Telefonda neredeyse iki saat konuştuk ve Beth esnek davranmadı. Tüm konuşma boyunca baskıcı ve öfkeliydi. Beth'in bahsettiği durumların çoğunu bilmiyordum, ama söylediklerinin doğru olduğunu biliyordum. Ann'in bu zayıflıkları vardı.

Konuşma sırasında önce kendi bakış açımı açıkladım: Ann'in işte yarattığı sorunların öncelikle ekibime yetersiz liderlik etmemden kaynaklandığını söyledim. Net beklentiler belirlememiştim ve aralarındaki iş bölümüne hiç dikkat etmemiştim. Bu da mevcut iş birliği sorunlarına yol açmıştı.

Bunun başka bir sınav olduğunu biliyordum. Beth'in davranışından rahatsız olmadım, ama durumu nasıl ele alacağımı bilmiyordum; kendimi bunalmış hissediyordum. Huzursuzdum ve şüpheler, kuşkular ortaya çıktı.

Bu iki şey kısa süre içinde oldu. Bu da bana egom üzerinde tekrar çalışmam gerektiğini fark ettirdi!

Durumu amirime bildirdim.
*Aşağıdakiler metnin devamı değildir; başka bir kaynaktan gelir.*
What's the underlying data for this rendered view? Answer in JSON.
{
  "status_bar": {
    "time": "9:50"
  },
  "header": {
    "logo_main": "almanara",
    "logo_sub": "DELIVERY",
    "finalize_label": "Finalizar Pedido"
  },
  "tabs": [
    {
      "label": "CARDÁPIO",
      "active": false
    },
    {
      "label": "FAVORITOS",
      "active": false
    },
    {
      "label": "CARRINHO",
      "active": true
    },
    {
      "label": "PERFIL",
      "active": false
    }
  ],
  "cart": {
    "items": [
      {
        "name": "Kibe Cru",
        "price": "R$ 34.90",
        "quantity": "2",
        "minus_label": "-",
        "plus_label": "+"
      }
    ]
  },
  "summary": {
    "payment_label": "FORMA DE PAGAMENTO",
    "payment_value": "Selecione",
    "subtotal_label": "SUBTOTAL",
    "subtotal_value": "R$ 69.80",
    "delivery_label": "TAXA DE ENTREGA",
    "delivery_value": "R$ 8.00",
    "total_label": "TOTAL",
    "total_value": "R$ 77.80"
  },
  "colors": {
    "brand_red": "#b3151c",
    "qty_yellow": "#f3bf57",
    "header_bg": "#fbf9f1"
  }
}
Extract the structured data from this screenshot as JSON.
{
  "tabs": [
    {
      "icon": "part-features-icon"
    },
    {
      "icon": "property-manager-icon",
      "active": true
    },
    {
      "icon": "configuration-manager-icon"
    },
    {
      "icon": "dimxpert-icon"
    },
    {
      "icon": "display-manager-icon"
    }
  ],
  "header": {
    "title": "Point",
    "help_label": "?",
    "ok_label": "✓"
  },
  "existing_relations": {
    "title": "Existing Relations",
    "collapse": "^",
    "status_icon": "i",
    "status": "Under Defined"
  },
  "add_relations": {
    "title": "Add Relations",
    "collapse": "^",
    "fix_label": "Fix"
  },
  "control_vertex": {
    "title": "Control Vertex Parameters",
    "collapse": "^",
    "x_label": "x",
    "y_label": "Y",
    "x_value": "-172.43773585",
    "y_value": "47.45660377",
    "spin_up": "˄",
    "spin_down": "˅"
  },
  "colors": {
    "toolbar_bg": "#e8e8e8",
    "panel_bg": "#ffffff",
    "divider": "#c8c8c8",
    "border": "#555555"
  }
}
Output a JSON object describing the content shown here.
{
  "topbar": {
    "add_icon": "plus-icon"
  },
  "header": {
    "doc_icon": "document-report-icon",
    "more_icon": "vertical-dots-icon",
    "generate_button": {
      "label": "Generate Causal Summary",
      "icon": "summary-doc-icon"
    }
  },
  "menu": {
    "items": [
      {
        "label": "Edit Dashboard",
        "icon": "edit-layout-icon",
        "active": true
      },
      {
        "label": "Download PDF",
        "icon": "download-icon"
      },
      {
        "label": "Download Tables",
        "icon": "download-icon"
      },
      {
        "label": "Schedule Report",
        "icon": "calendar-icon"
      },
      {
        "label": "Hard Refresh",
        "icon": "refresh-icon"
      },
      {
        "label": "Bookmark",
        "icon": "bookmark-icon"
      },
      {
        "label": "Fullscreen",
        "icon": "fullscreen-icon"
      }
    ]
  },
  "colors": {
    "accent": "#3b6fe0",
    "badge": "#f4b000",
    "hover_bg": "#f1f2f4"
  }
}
Cevabı, iş bölümünü netleştirmekle başlayarak, mümkün olan en kısa sürede sorunları ele almam gerektiğiydi. Ayrıca haftalık bir toplantı yapmamı istedi. Böylece, soruna çözüm düşünmeye başladım. Her gün, yaptığım şeyin ekibim için faydalı olduğundan kendimi emin etmem gerekiyordu. Kendi isteklerimi ve tercihlerimi düşünmemeli, duygularımı bir kenara bırakıp başkalarını düşünmeliydim.

Yaklaşık iki hafta boyunca bir çözüm üzerinde düşündüm. Sonra, isteksizce de olsa bir toplantı yaptım. İş sürecinin her detayından potansiyel sorunlara ve çözümlerine kadar kapsamlı hazırlıklar yapmıştım ve bunları ekibimle birlikte gözden geçirdim. Ann ve Beth de iyileştirme önerilerinde bulundular. Sonunda herkes hemfikir oldu ve değişiklikleri bir sonraki ay uygulamaya karar verdik.

Amirim bu toplantının sonuçlarından memnun kaldı ve sonunda gerçek yeteneklerimi gösterdiğimi düşündü. Daha önce, kendi isteklerim yüzünden tam potansiyelime ulaşamamıştım. O gün eve giderken, omuzlarımdan bir yük kalkmış gibi hissettim. Shifu'ya, bencilliğimi biraz azaltma fırsatı verdiği için teşekkür ettim.

Sonraki zorluk kısa süre sonra geldi: Her hafta bir toplantı yapmam gerekiyordu. Daha önce, aylık görevleri dağıtmak için ayda sadece bir kez toplantı yapıyorduk. Herkes görevlerini bağımsız olarak tamamlıyordu. Şimdi haftalık toplantılar yapmam istendiğinde, kendimi özellikle huzursuz hissettim. Her toplantıdan önce zihinsel olarak hazırlanmak için çok zaman harcadım. Her seferinde, mide bulantısı hissiyle toplantıya girdim. Kendime sürekli, "Neden bu kadar gerginim? Toplantı yapmak benim için neden bu kadar zor?" diye soruyordum.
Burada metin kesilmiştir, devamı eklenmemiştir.